Thwel, whose home in Myanmar’s southern Mon state is the scene of occasional combat between the army and resistance forces, spoke on condition she be called by only one name as protection from the military authorities. Like many professionals, she joined the Civil Disobedience Movement that was formed to oppose military rule after the army’s 2021 seizure of power from the elected government of Aung San Suu Kyi.

Since then, the army’s manpower has been stretched thin by increasing pressure from surprisingly durable pro-democracy resistance forces and ethnic minority armed organizations,

Over the past four months, opposition groups scored significant victories and seized strategically important territory in northern Shan state where Myanmar borders China, and in Rakhine state in the west.

On Feb. 10, Senior Gen. Min Aung Hlaing, chair of Myanmar’s ruling military council, ordered the 2010 conscription law be activated to replenish the ranks that have been depleted by the struggle to quash a nationwide pro-democracy insurgency. All healthy men ages 18-35 and women 18-27 are required to register for two years of military service.

Evading conscription is punishable by three to five years in prison and a fine.

Of Myanmar’s 56 million people, about 14 million — 6.3 million men and 7.7 million women — are eligible for military service, according to Maj. Gen. Zaw Min Tun, the spokesperson for the military government. The government will draft 60,000 people a year, with an initial batch of 5,000 to be called up soon after the traditional Thingyan New Year celebration in mid-April, he said.

After an uproar over the initial announcement, Zaw Min Tun said there is no plan to call women into military service yet — meaning schoolteacher Thwel might actually be in the clear for the time being.

But many people are actively looking for ways to escape.

The street in front of Thailand’s embassy in Yangon has been filled with visa applicants queued up to get numbered appointment tickets. Overwhelmed, the embassy announced it would accept only 400 visa appointments per day, and they must be made online. According to the Thai Foreign Ministry, some 7,000 Myanmar nationals have applied for visas, Thailand’s Bangkok Post newspaper reported Thursday.

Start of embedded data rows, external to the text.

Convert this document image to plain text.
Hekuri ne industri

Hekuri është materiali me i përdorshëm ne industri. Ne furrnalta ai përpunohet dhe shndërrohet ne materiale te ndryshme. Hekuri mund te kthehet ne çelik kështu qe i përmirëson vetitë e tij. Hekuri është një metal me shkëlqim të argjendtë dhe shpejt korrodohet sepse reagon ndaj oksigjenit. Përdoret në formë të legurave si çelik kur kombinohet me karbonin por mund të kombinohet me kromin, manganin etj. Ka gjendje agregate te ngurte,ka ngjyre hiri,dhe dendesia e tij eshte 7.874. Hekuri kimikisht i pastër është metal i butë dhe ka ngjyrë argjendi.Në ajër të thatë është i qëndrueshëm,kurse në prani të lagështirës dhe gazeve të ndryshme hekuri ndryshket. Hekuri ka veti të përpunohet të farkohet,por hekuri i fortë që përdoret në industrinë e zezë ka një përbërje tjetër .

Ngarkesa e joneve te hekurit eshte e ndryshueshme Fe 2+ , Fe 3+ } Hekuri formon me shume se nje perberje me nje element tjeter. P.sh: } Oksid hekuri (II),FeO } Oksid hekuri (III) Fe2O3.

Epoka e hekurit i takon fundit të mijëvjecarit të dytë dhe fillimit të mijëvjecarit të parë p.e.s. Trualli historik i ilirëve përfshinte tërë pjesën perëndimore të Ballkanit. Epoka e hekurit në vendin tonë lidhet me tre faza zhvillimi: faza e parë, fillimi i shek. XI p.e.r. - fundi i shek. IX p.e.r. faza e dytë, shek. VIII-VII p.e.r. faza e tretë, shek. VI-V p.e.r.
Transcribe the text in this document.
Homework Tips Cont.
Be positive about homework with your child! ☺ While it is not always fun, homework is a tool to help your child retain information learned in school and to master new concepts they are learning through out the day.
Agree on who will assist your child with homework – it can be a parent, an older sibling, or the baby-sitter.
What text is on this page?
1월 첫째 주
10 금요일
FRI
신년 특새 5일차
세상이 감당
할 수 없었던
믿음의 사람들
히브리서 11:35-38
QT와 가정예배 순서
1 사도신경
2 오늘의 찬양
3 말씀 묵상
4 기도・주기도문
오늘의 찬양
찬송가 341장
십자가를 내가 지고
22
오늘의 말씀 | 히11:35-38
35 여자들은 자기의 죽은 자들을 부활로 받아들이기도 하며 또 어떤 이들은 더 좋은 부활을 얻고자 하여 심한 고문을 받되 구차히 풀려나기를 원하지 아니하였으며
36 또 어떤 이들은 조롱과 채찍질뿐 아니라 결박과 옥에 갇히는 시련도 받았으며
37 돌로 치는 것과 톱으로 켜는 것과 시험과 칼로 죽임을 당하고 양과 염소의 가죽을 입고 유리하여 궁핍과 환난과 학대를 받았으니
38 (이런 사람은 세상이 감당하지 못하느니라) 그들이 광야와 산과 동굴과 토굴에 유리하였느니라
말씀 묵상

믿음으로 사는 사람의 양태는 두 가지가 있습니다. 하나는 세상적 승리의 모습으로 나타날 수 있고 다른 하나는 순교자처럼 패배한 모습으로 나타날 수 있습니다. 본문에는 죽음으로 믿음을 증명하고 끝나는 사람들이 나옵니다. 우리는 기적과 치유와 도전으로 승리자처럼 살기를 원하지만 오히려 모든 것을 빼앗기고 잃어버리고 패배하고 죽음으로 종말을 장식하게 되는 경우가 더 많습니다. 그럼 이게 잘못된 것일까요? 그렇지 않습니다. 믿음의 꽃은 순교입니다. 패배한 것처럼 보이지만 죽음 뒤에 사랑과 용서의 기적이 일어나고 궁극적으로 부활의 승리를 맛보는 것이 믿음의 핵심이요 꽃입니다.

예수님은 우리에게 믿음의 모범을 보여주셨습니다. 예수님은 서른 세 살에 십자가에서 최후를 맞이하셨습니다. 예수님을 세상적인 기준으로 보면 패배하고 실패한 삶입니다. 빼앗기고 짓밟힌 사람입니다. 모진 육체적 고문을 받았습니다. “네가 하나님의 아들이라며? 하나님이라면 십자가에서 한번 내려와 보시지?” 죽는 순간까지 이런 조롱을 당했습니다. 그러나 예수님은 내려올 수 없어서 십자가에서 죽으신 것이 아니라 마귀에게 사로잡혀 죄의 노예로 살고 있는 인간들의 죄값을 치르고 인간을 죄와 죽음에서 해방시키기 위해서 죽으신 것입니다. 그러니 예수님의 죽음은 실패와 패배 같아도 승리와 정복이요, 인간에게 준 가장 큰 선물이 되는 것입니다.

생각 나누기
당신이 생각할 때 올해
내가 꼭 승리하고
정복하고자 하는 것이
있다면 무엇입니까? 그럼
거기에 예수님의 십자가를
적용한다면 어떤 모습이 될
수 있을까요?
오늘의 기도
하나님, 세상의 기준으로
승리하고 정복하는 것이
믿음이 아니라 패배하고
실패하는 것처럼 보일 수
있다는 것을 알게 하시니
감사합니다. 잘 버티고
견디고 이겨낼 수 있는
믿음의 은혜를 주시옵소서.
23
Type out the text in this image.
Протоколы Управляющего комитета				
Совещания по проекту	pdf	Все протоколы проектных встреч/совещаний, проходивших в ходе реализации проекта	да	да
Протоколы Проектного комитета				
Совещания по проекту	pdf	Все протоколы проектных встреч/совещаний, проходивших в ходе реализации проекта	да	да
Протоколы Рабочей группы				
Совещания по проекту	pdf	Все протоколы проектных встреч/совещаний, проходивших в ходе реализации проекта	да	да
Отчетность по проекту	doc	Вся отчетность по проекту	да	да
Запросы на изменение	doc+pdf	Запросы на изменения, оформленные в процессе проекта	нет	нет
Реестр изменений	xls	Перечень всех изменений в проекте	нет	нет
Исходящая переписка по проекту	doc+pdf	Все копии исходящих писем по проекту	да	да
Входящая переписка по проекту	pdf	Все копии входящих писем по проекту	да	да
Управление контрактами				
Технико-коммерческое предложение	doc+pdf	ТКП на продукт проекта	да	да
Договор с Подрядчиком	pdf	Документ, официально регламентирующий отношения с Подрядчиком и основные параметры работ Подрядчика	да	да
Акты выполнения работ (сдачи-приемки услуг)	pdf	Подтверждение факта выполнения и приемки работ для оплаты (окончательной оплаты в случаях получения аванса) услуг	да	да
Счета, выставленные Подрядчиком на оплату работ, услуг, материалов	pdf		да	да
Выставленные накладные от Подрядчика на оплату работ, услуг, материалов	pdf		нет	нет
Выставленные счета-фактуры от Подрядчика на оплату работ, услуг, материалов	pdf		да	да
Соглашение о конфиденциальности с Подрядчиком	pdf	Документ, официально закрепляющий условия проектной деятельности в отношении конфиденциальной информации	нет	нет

Each day at the state passport office in Mandalay, Myanmar’s second-largest city, 4,000-5000 people were lining up to get one of the 200-250 daily appointment tickets. Two women died and one was injured after they fell into a ditch in a pre-dawn rush to get a coveted early place in line.

A 32-year-old news translator from Yangon said he made a snap decision to leave the country after the conscription announcement, and flew to Thailand a few days later. Like almost all persons willing to discuss their plans, he spoke on condition of anonymity for fear of the legal consequences.

He said he was very concerned because serving in the military is like entering a labyrinth with no way back out, giving the example of his uncle, who joined the army for a five-year enlistment but was not allowed to leave for more than 40 years.

A 26-year-old journalist who has been working covertly in Mandalay, said the conscription law made his situation untenable. He also spoke on condition of anonymity for fear of the legal consequences; more than 150 journalists were arrested after the army sized power, and more than one-third remain locked up, according to the Paris-based press freedom group Reporters Without Borders.

“I tried my best to stay inside the country in the past few years while other journalists were fleeing abroad or to areas controlled by ethnic minority armed groups,” he said. “But, this time, we can’t hide anywhere. We can’t stay out of sight. There is no choice.”

He is also planning to flee to Thailand.

The Institute for Strategy and Policy, an independent think tank, said conscription could trigger a mass exodus, more widespread violations of human rights and increase corruption and extortion at all levels. It anticipates that young people close to areas where armed conflict is active could join the ethnic minority armed forces and pro-democracy resistance groups.

There were around 160,000 soldiers before the army takeover, the institute said, and there are now fewer than 100,000 due to casualties, desertions and defection.